In his book,  Advise and Invent:  The Lawyer as Counselor – Strategist (1990), the renowned M&A lawyer, James Freund, has a brilliant cartoon that depicts the Bug of Self-Interest and the many client and career dangers its breeds.   Because it is such a compelling visual -- and made more powerful because it reflects on Freund build his law practice -- I figured it deserved its own spot on the Internet.  [Click to enlarge.  It's worth it.]

Bug of Self Interest

Freund was a remarkably prolific author during his long and distinguished career as a practicing lawyer.  Early in his career, Freund wrote Anatomy of a Merger (1975), which is still in print 37 years after its original publication.  Four years later, he wrote Lawyering: A Realistic Approach to Legal Practice (1979), which to my mind is the single best resource for the understanding how to manage relationships and build a law practice while staying entirely loyal to clients, fellow partners, and one's self.  It goes for $55 used on Amazon -- and its worth it.  

In addition to Advise and Inventother worthwhile Freund books include The Acquistion Mating Dance (1987), Smart Negotiating (1993), and The Smell Test: Stories and Advice for Lawyers (2006).  In addition to his successes, Freund reveals a lot of his own mistakes in these books.  This adds to their value and usefulness.

[Posted by Bill Henderson]

March 19, 2012 | Permalink | Comments (0)

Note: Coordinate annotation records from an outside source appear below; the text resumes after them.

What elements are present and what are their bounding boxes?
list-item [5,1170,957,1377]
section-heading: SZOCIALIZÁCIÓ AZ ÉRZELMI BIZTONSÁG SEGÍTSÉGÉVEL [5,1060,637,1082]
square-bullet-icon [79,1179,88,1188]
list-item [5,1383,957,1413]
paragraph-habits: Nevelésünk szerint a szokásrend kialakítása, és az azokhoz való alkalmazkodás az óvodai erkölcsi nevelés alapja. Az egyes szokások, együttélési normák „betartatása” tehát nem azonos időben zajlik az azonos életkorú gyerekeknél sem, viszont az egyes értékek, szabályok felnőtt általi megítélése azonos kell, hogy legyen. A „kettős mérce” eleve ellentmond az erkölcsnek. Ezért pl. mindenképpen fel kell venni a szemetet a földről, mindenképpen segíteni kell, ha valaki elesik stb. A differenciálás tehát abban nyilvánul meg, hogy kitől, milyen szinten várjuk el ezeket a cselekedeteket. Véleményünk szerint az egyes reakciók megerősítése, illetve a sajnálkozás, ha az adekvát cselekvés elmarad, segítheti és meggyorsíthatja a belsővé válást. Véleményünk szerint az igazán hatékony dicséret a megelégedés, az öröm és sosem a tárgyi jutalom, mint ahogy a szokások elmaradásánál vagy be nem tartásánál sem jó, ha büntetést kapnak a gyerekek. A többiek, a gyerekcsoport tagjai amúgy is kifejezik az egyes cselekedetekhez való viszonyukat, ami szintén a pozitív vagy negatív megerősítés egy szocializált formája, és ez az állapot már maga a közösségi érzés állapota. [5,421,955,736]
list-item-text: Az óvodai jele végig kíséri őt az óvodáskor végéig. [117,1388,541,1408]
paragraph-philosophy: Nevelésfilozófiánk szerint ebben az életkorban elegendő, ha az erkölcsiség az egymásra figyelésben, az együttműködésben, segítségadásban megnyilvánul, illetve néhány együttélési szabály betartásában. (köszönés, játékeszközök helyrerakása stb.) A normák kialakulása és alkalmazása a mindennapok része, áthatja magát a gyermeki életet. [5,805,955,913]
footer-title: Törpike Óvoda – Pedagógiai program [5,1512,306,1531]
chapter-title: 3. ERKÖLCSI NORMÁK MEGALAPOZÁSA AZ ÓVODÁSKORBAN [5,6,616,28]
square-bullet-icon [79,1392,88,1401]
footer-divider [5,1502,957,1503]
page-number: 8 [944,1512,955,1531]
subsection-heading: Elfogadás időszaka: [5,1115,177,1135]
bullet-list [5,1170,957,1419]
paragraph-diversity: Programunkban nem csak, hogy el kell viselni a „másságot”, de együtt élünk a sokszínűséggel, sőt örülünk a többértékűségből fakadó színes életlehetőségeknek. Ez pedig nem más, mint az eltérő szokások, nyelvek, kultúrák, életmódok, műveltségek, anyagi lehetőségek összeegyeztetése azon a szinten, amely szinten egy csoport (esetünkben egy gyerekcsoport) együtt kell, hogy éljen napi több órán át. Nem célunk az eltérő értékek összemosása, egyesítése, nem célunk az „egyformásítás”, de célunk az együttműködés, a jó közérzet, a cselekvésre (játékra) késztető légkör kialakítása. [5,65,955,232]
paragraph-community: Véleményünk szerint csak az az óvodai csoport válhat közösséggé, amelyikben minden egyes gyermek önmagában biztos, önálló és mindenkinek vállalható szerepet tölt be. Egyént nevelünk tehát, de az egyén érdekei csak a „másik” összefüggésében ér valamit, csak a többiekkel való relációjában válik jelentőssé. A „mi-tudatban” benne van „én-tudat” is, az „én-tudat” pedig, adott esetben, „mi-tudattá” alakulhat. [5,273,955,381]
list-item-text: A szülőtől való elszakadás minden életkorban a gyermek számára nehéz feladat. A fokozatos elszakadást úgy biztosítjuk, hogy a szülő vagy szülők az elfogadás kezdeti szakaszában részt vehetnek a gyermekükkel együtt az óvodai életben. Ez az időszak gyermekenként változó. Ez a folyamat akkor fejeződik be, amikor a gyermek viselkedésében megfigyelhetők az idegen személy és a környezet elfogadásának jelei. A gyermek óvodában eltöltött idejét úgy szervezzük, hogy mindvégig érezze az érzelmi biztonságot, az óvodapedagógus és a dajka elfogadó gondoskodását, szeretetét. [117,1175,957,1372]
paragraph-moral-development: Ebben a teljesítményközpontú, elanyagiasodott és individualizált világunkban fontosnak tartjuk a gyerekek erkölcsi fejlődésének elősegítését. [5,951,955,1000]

More False Binaries: Teaching versus Experience

Posted by Jeff Lipshaw

Apropos of Bill's post on whether "cooperation" can be taught, the Wall Street Journal's special Monday section today featured a series of "yes-no" debates relating to small business, including the question:  "Can Entrepreneurship Be Taught?"   Not surprisingly, a Harvard Business School professor takes the affirmative and a Silicon Valley venture capitalist takes the negative.

Yes-no questions of this kind, like law school rankings, make for fun reading and water cooler debate, but ultimately try to digitize the analog.  The problem in both cases comes from confusing (a) the model with the reality, and (b) the data marshalled for argument (the "is" or the "descriptive") with theorist's theory (the "ought" or the "normative").   Indeed, rankings and binary debate questions emphasize the twin problems differently.  With rankings, the more apparent issue is the former:  confusing the model with the reality.  The more subtle issue is whether the theory of the ranking holds water, even as to data relatively immune from manipulation (e.g., is peer reputation a self-reinforcing loop?)  When looking at a debate question like "Can entrepreneurship be taught?", the more apparent issue is the latter.  It's pretty easy to spot the normative focus.  What is more subtle is the falsity of the "yes-no" model itself - as though "teaching," "experience," and "entrepreneurship" have objective definitional boxes such that it's meaningful even to debate the issue in that form.

As I reflect back on my career in corporate management, it occurs to me that part of my job was to puncture false binaries in organizational disputes over things like territories, responsibilities, causation, credit, or blame, often by recasting the question from "us or them," "inside or out," "team or individual," "cash or stock," "employees or shareholders" into another conceptual model (i.e., another theory of the problem).  As I observe my present career in academia, I see the same kinds of false binaries in doctrine, pedagogy, and administration.  Are lawyers, by training, unusually inclined to delight in just such conceptualizations?  No, talk to an engineer - mechanical, civil, electrical, organizational, financial, or transactional cost (pace Ron Gilson) some time.  Nevertheless, are false binaries a problem among lawyers and in legal education?  If so, who is competent to deal with them?